For many years I had been wary of any battery-operated power tools beyond your standard hand drills and drivers. One particular circular saw that would grind to a halt mid-board comes to mind. So when I first tried out DeWalt’s line of 20V Max XR tools a few years ago, I was dubious. But the angle grinder I tested out worked like a dream, rarely bogged down, and the charge typically lasted longer than I needed it to. I was a convert. When I heard there was a new DeWalt 20V Max XR biscuit joiner on the market, I knew I wanted to give it a try.
If you’re familiar with the corded version of this tool, the features are similar. In fact, it works just as well as the corded version, cutting accurately and aligning easily. Its depth dial lets you adjust the plunge action to cut the standard #0, 10, and 20 biscuit mortises, or switch the dial to “M” for a maximum plunge of 25/32". The fence adjustments are also tool-free and straightforward. Loosen the height adjustment lock knob before raising or lowering the fence with the adjustment dial, then relock. There is a second lock knob for adjusting the angle of the fence. I found the angle adjustment to be a little bit loose and clunky at first, but leaving the adjustment knob a little bit tight, but not locked, allowed me to get a more controlled, precise action.

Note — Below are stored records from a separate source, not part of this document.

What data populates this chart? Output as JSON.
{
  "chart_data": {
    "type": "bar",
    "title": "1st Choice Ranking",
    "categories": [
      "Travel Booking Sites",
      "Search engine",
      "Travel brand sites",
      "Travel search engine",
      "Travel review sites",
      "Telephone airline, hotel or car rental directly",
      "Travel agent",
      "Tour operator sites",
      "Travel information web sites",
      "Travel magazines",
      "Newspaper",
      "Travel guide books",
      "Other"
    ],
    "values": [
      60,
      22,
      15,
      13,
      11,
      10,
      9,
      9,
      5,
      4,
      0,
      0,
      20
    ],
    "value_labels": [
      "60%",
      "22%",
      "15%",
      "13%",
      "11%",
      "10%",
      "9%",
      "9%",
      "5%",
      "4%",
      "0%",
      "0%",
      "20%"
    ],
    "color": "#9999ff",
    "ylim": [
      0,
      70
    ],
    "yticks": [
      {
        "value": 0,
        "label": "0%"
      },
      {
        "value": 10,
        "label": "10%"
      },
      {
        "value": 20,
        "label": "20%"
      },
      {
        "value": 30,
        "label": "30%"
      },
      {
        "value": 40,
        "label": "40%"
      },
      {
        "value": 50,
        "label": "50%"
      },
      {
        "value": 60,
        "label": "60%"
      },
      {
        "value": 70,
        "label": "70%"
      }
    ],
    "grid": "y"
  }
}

 The included dust bag worked pretty well to catch the dust from the joiner in use, but the tool really shines when it’s hooked up to a dust extractor. It comes with a standard 35mm dust port, or you can swap in the DeWalt Airlock connector (also included) that works with their dust extractor systems. You might be asking, “What’s the point of a cordless tool if you’re just going to attach a giant hose to it?” And the answer to this is, “No tangles!” I was surprised at how freeing it felt to only need to wrangle the vacuum hose. That said, the connection between the dust collection adapters and the tool is a little flimsy, but I only had to reconnect the adapter once or twice during my testing.
Changing the blade is also straightforward, if a little cumbersome. Just remove four torx bolts on the bottom of the shoe and rotate it back to access the blade. The first time I tried this, the shoe was pretty well stuck on one of its roll pins. A little elbow grease knocked it loose, and it opened and closed pretty easily after that. With the shoe open, an included spanner wrench in combination with a spindle lock button loosens the blade nut to replace the blade.
The basic tool does not come with a battery, but it works with all DeWalt 20V Max batteries, including the flex volt series. In my testing of the tool, I never ran out of battery power, so I can’t say how many hours a charge will last, but I can say that I built the Library Steps 
(p. 31) without making a dent in the battery meter. If you’re looking for an accurate, reliable biscuit joiner with the freedom of cordless technology, this is a sturdy, powerful tool that will do the trick.